La part du travail s’appelle des
salaires.
– Très bien, interrompit l’évêque. Et il
n’y a pas de raison pour que ce partage ne s’opère pas à
l’amiable.
– Vous avez déjà oublié nos conventions,
répliqua Ernest. Nous sommes tombés d’accord que l’homme est
égoïste, l’homme ordinaire, tel qu’il est. Vous vous lancez en
l’air pour établir une distinction entre cet homme-là et les hommes
tels qu’ils devraient être, mais qu’ils ne sont pas. Revenons sur
terre ; le travailleur étant égoïste, veut avoir le plus
possible dans le partage. Le capitaliste, étant égoïste, veut avoir
tout ce qu’il peut prendre. Lorsqu’une chose existe en quantité
limitée et que deux hommes veulent en avoir chacun le maximum, il y
a conflit d’intérêts. C’est celui qui existe entre le travail et le
capital, et c’est un conflit irréconciliable. Tant qu’il existera
des ouvriers et des capitalistes, ils continueront à se quereller
au sujet du partage. Si vous étiez à San-Francisco cet après-midi,
vous seriez obligé d’aller à pied. Pas un train ne circule dans les
rues.
– Encore une grève ? [18] demanda l’évêque d’un ton alarmé.

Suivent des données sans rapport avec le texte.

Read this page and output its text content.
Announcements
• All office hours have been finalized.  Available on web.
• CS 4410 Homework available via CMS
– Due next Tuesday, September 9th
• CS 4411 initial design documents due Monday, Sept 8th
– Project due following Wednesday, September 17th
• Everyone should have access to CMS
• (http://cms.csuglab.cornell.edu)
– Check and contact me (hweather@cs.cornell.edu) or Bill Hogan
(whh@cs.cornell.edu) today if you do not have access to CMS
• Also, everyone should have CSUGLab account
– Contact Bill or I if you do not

– Oui, on se chicane sur le partage des
bénéfices des chemins de fer urbains.
L’évêque s’emporta.
– On a tort, cria-t-il. Les ouvriers n’y
voient pas plus loin que le bout de leur nez. Comment peuvent-ils
espérer qu’ils conserveront notre sympathie…
– Quand nous sommes forcés d’aller à
pied, acheva malicieusement Ernest.
Mais l’évêque ne prit pas garde à cette
proposition complétive.
– Leur point de vue est trop borné,
continua-t-il. Les hommes devraient se conduire en hommes et non en
brutes. Il va encore y avoir des violences et des meurtres, et des
veuves et des orphelins affligés. Le capital et le travail
devraient être unis. Ils devraient marcher la main dans la main et
pour leur mutuel bénéfice.
– Vous voilà reparti en l’air, remarqua
froidement Ernest. Voyons, redescendez sur terre et ne perdez pas
de vue notre admission que l’homme est égoïste.
– Mais il ne devrait pas l’être !
s’écria l’évêque.
– Sur ce point je suis d’accord avec
vous. Il ne devrait pas être égoïste, mais il continuera de l’être
tant qu’il vivra dans un système social basé sur une morale à
cochons.
Le dignitaire de l’Église fut effaré, et père
se tordit.
– Oui, une morale à cochons, reprit
Ernest sans remords. Voilà le dernier mot de votre système
capitaliste. Et voilà ce que soutient votre Église, ce que vous
prêchez chaque fois que vous montez en chaire. Une éthique à porcs,
il n’y a pas d’autre nom à lui donner.
L’évêque se tourna comme pour en appeler à mon
père, mais celui-ci hocha la tête en riant.
– Je crois bien que notre ami a raison,
dit-il. C’est la politique du laisser-faire, du chacun pour soi et
que le diable emporte le dernier. Comme le disait l’autre soir
M. Everhard, la fonction que vous remplissez, vous autres gens
d’Église, c’est de maintenir l’ordre établi, et la société repose
sur cette base-là.
– Mais ce n’est pas la doctrine du
Christ, s’écria l’évêque.
– Aujourd’hui l’Église n’enseigne pas la
doctrine du Christ, répondit Ernest. C’est pourquoi les ouvriers ne
veulent rien avoir à faire avec elle. L’Église approuve la terrible
brutalité, la sauvagerie avec laquelle le capitaliste traite les
masses laborieuses.
– Elle ne l’approuve pas, objecta
l’évêque.
– Elle ne proteste pas, répliqua Ernest,
et dès lors elle approuve, car il ne faut pas oublier que l’Église
est entretenue par la classe capitaliste.
– Je n’avais pas envisagé les choses sous
ce jour-là, dit naïvement l’évêque. Vous devez vous tromper. Je
sais qu’il y a beaucoup de tristesses et de vilenies en ce monde.
Je sais que l’Église a perdu le… ce que vous appelez le
prolétariat[19].
– Vous n’avez jamais eu le prolétariat,
cria Ernest. Il a grandi en dehors de l’Église et sans elle.
– Je ne saisis pas, dit faiblement
l’évêque.
– Je vais vous expliquer. Par suite de
l’introduction des machines et du système usinier vers la fin du
XVIIIe siècle, la grande masse des laboureurs fut
arrachée à la terre et le mode ancien du travail fut brisé.